Mariupol se tornou uma cidade-símbolo da Guerra da Ucrânia. Após semanas sob cerco das tropas de Moscou, o local onde viviam mais de 400 mil pessoas foi reduzido a ruínas e se tornou palco da mais grave crise humanitária do conflito.

Desde meados de abril, porém, parte dos civis que ainda permanecem na cidade e dos soldados que resistem ao avanço russo se abriga na usina de Azovstal. O complexo, criado ainda durante o período soviético, inclui um labirinto de bunkers subterrâneos nos quais há um número desconhecido --estimado às centenas-- de ucranianos se protegendo dos ataques russos.

Moscou se refere aos civis que ocupam Azovstal, porém, como "reféns" ou "prisioneiros" do "regime de Kiev". Parte da narrativa se deve ao fato de que, entre as forças de segurança da Ucrânia, estão membros do Batalhão Azov, uma milícia ligada a ideologias nazistas que surgiu no país em 2014. Entre as justificativas oficiais para invadir o vizinho, a Rússia cita a missão de "desnazificar" a Ucrânia.
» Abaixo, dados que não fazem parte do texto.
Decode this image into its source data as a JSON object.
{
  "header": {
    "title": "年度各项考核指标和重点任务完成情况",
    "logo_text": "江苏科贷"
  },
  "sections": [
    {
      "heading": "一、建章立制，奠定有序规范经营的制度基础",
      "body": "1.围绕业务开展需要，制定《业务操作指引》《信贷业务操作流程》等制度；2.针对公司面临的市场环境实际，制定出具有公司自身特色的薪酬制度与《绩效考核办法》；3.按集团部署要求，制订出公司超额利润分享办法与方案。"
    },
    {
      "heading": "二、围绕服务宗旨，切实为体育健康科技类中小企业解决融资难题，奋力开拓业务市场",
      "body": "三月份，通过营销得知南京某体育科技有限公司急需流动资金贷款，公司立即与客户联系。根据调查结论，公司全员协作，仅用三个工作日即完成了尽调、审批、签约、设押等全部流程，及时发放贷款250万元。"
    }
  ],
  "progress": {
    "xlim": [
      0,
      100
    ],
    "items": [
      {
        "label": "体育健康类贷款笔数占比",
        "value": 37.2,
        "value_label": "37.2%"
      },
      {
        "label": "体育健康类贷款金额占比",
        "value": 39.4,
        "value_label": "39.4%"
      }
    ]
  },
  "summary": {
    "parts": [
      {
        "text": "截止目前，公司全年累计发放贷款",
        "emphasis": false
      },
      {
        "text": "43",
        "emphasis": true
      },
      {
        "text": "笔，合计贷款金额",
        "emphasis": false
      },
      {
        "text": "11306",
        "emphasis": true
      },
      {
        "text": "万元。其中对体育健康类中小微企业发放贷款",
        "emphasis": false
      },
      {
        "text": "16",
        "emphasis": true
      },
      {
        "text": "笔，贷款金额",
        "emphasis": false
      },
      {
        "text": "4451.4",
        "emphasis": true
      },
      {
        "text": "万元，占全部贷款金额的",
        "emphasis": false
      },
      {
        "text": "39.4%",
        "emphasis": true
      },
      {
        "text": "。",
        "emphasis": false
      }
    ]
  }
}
Em nota divulgada nesta segunda-feira (2), o Ministério da Defesa russo atribui a operação de retirada de civis no último fim de semana a Vladimir Putin. No último dia 21, quando cantou vitória sobre Mariupol, o presidente ordenou um cerco a Azovstal de modo "que nem mesmo uma mosca" pudesse escapar. Na ocasião, o líder russo prometeu salvar a vida dos que se rendessem às forças de seu país e se referiu aos abrigos sob a usina como "catacumbas".

O comunicado desta segunda contabiliza 126 indivíduos retirados da usina e de áreas residenciais nos arredores do complexo.